GARO PAYLAN (Diyarbakır) - Sayın Başkan, Meclisin itibarını korumak için terk ettik Komisyonu.

BAŞKAN CEVDET YILMAZ - Değerli arkadaşlar, bu sorularla ilgili konulara geçmeden Bülent Bey'in bir genel değerlendirmesi oldu, onunla ilgili de bir şey söylemek isterim.

"Yeni yönetim sistemimizde artık iktidar yok -"Muhalefet de yok." demesi lazım tabii, o kısmı da ben ilave edeyim- 'İktidar partisi, muhalefet partisi' demememiz lazım; 'en çok oya sahip 1'inci parti veya 2'nci parti, 3'üncü parti; grubu en fazla olan partiler' gibi ifadeler kullanmamız lazım." dedi. Elbette bu böyle değerlendirilebilir ama böyle değerlendirdiğimiz taktirde iktidar da muhalefet de hem eleştirecek hem takdir edecek demektir yani eski kalıplarla düşünmeyeceksek. Bu bir kültür meselesi, belki zamanla böyle bir siyasal kültüre doğru evrileceğiz; gerçekten burada iktidardan arkadaşlarımız daha fazla eleştirecekler -eski tabirlerle söylüyorum- muhalefetten arkadaşlarımız da daha çok takdir edecekler belki. Keşke Türkiye böyle bir olgunluğa ulaşabilse, bu hepimizin bir temennisi olur; bunu ifade edeyim.

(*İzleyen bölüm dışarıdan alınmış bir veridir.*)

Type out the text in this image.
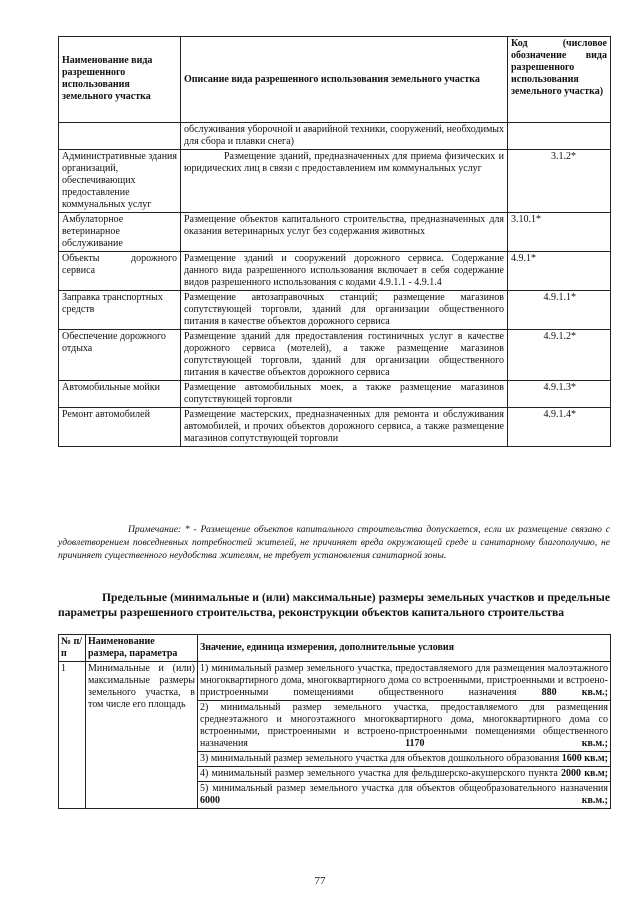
Наименование вида разрешенного использования земельного участка	Описание вида разрешенного использования земельного участка	Код (числовое обозначение вида разрешенного использования земельного участка)
	обслуживания уборочной и аварийной техники, сооружений, необходимых для сбора и плавки снега)	
Административные здания организаций, обеспечивающих предоставление коммунальных услуг	Размещение зданий, предназначенных для приема физических и юридических лиц в связи с предоставлением им коммунальных услуг	3.1.2*
Амбулаторное ветеринарное обслуживание	Размещение объектов капитального строительства, предназначенных для оказания ветеринарных услуг без содержания животных	3.10.1*
Объекты дорожного сервиса	Размещение зданий и сооружений дорожного сервиса. Содержание данного вида разрешенного использования включает в себя содержание видов разрешенного использования с кодами 4.9.1.1 - 4.9.1.4	4.9.1*
Заправка транспортных средств	Размещение автозаправочных станций; размещение магазинов сопутствующей торговли, зданий для организации общественного питания в качестве объектов дорожного сервиса	4.9.1.1*
Обеспечение дорожного отдыха	Размещение зданий для предоставления гостиничных услуг в качестве дорожного сервиса (мотелей), а также размещение магазинов сопутствующей торговли, зданий для организации общественного питания в качестве объектов дорожного сервиса	4.9.1.2*
Автомобильные мойки	Размещение автомобильных моек, а также размещение магазинов сопутствующей торговли	4.9.1.3*
Ремонт автомобилей	Размещение мастерских, предназначенных для ремонта и обслуживания автомобилей, и прочих объектов дорожного сервиса, а также размещение магазинов сопутствующей торговли	4.9.1.4*

Примечание: * - Размещение объектов капитального строительства допускается, если их размещение связано с удовлетворением повседневных потребностей жителей, не причиняет вреда окружающей среде и санитарному благополучию, не причиняет существенного неудобства жителям, не требует установления санитарной зоны.

Предельные (минимальные и (или) максимальные) размеры земельных участков и предельные параметры разрешенного строительства, реконструкции объектов капитального строительства

№ п/п	Наименование размера, параметра	Значение, единица измерения, дополнительные условия
1	Минимальные и (или) максимальные размеры земельного участка, в том числе его площадь	1) минимальный размер земельного участка, предоставляемого для размещения малоэтажного многоквартирного дома, многоквартирного дома со встроенными, пристроенными и встроено-пристроенными помещениями общественного назначения 880 кв.м.;
2) минимальный размер земельного участка, предоставляемого для размещения среднеэтажного и многоэтажного многоквартирного дома, многоквартирного дома со встроенными, пристроенными и встроено-пристроенными помещениями общественного назначения 1170 кв.м.;
3) минимальный размер земельного участка для объектов дошкольного образования 1600 кв.м;
4) минимальный размер земельного участка для фельдшерско-акушерского пункта 2000 кв.м;
5) минимальный размер земельного участка для объектов общеобразовательного назначения 6000 кв.м.;
77
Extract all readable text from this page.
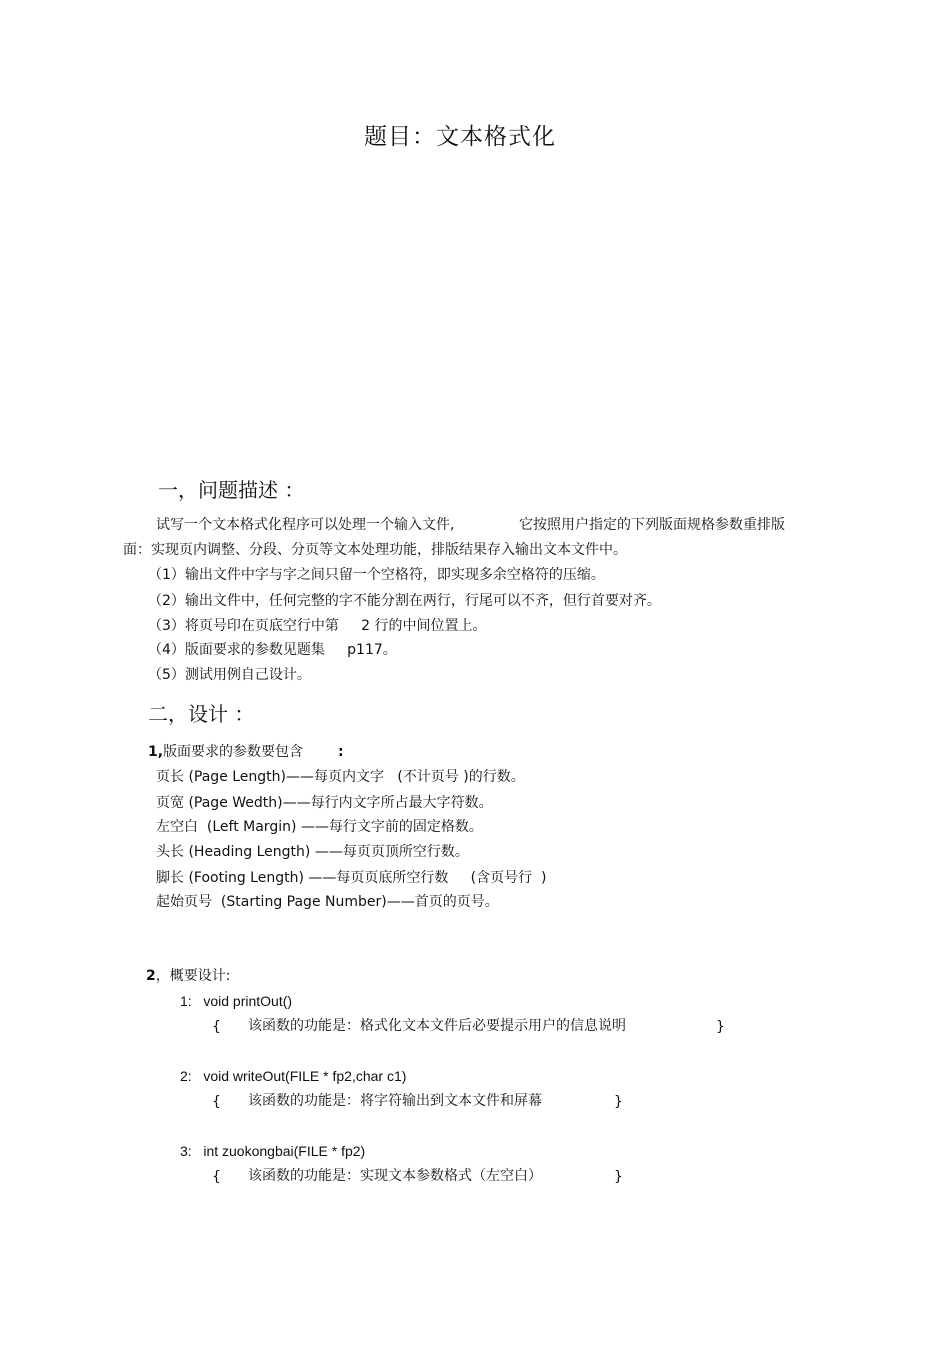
题目：文本格式化
一，问题描述 ：
试写一个文本格式化程序可以处理一个输入文件,	它按照用户指定的下列版面规格参数重排版
面：实现页内调整、分段、分页等文本处理功能，排版结果存入输出文本文件中。
（1）输出文件中字与字之间只留一个空格符，即实现多余空格符的压缩。
（2）输出文件中，任何完整的字不能分割在两行，行尾可以不齐，但行首要对齐。
（3）将页号印在页底空行中第     2 行的中间位置上。
（4）版面要求的参数见题集     p117。
（5）测试用例自己设计。
二，设计 ：
1,版面要求的参数要包含 :
页长 (Page Length)——每页内文字   (不计页号 )的行数。
页宽 (Page Wedth)——每行内文字所占最大字符数。
左空白  (Left Margin) ——每行文字前的固定格数。
头长 (Heading Length) ——每页页顶所空行数。
脚长 (Footing Length) ——每页页底所空行数     (含页号行  )
起始页号  (Starting Page Number)——首页的页号。
2，概要设计:
1:   void printOut()
{ 该函数的功能是：格式化文本文件后必要提示用户的信息说明	}
2:   void writeOut(FILE * fp2,char c1)
{ 该函数的功能是：将字符输出到文本文件和屏幕	}
3:   int zuokongbai(FILE * fp2)
{ 该函数的功能是：实现文本参数格式（左空白）	}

Sorular konusunda, Bakanların soruları cevaplayıp cevaplamadığı hususunda arkadaşlarımızın eleştirileri oldu. Ben bunu özellikle takip etmeye çalışıyorum Komisyon Başkanı olarak. Bütün sorduğunuz sorulara bir cevap verilmesi için gerektiğinde yazı yazıyoruz veya sözlü olarak bakanlarımıza iletiyoruz, bakanlarımızın sekreteryalarına iletiyoruz teknik arkadaşlarımızın da desteğiyle. Teknik arkadaşlarımızdan bana gelen bilgi: Bakanlıklardan soruların tamamına cevap gelmiş durumda.

GARO PAYLAN (Diyarbakır) - Başkan, yapmayın gözünüzü seveyim.

BAŞKAN CEVDET YILMAZ - Bir saniye, izah edeceğim, bir saniye.

Geçen seneyi söylüyorum, hepsine cevap gelmiş durumda. Ha, cevabı beğenirsiniz beğenmezsiniz, yeterli bulursunuz bulmazsınız, ben ona Komisyon Başkanı olarak müdahale edemem bir bakanın ne yazacağına ne yazmayacağına.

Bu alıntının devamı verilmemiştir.